Kenanga adalah perkampungan di mana di sepanjang jalannya ditumbuhi dengan pepohonan besar nan rindang. Namun, juga terlihat sepi dan mencekam.
Mayoritas masyarakatnya menghabiskan waktu di pantai. Para lelaki bekerja sebagai nelayan dan para wanita memilih ikan tangkapan suami atau ayah mereka dengan cara mengumpulkan dalam beberapa wadah sesuai jenisnya. Menjelang sore barulah mereka berada di rumah masing-masing. Namun, para suami mereka kebanyakan sudah berangkat melaut di sore hari dan baru datang ketika pagi bahkan kadang sampai menjelang siang.

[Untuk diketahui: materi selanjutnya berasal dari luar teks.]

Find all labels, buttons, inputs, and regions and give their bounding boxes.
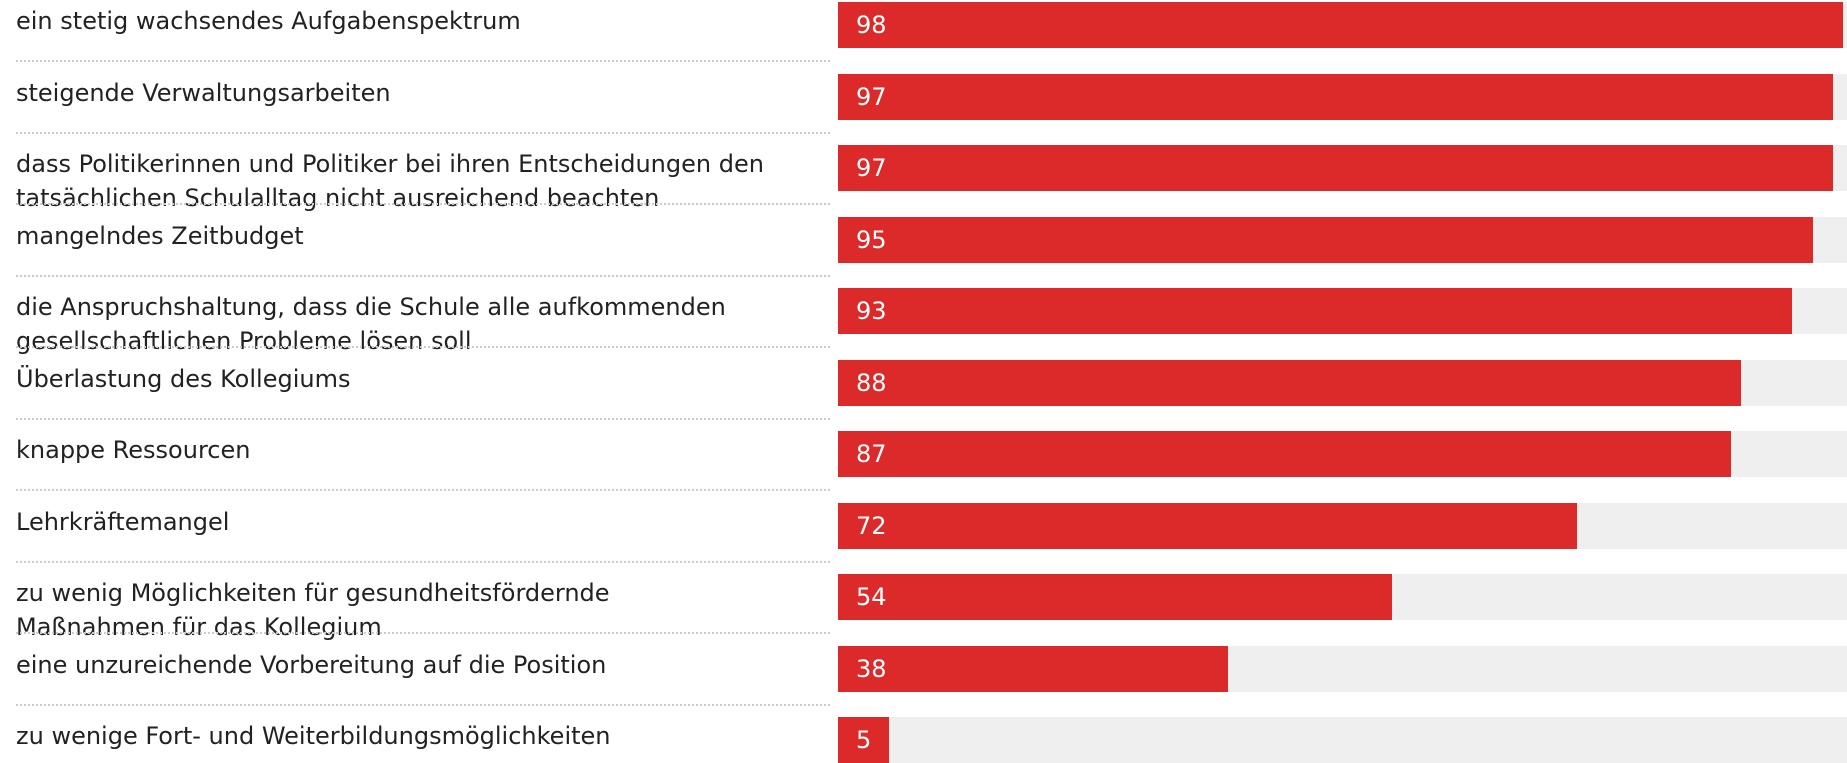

Beberapa perempuan ada juga yang menyilap ikan kemudian dijemur di gelandang [sebuah tempat penjemuran ikan yang terbuat dari batang bambu].
Topan, Tata, Lisa, dan Aldi adalah 4 mahasiswa yang ditugaskan untuk meneliti kehidupan di desa Kenanga. Baik dari segi kebiasaan hidup sehari-hari, budaya, pandangan hidup serta apapun yang ada di dalam masyarakatnya termasuk pekerjaan mereka sehari-hari.
"Pan kenapa sepanjang perjalanan ini perasaanku tidak enak ya, aku merasa seolah-olah kita semua masuk ke dalam bahaya," ujar Aldi pada Topan.
"Jangan berpikir yang macam-macam Al, jangan sampai pikiran buruk menguasai kita dan akhirnya benar-benar akan terjadi," nasehat Topan.
"Ingat ucapan itu adalah doa," timpal Lisa.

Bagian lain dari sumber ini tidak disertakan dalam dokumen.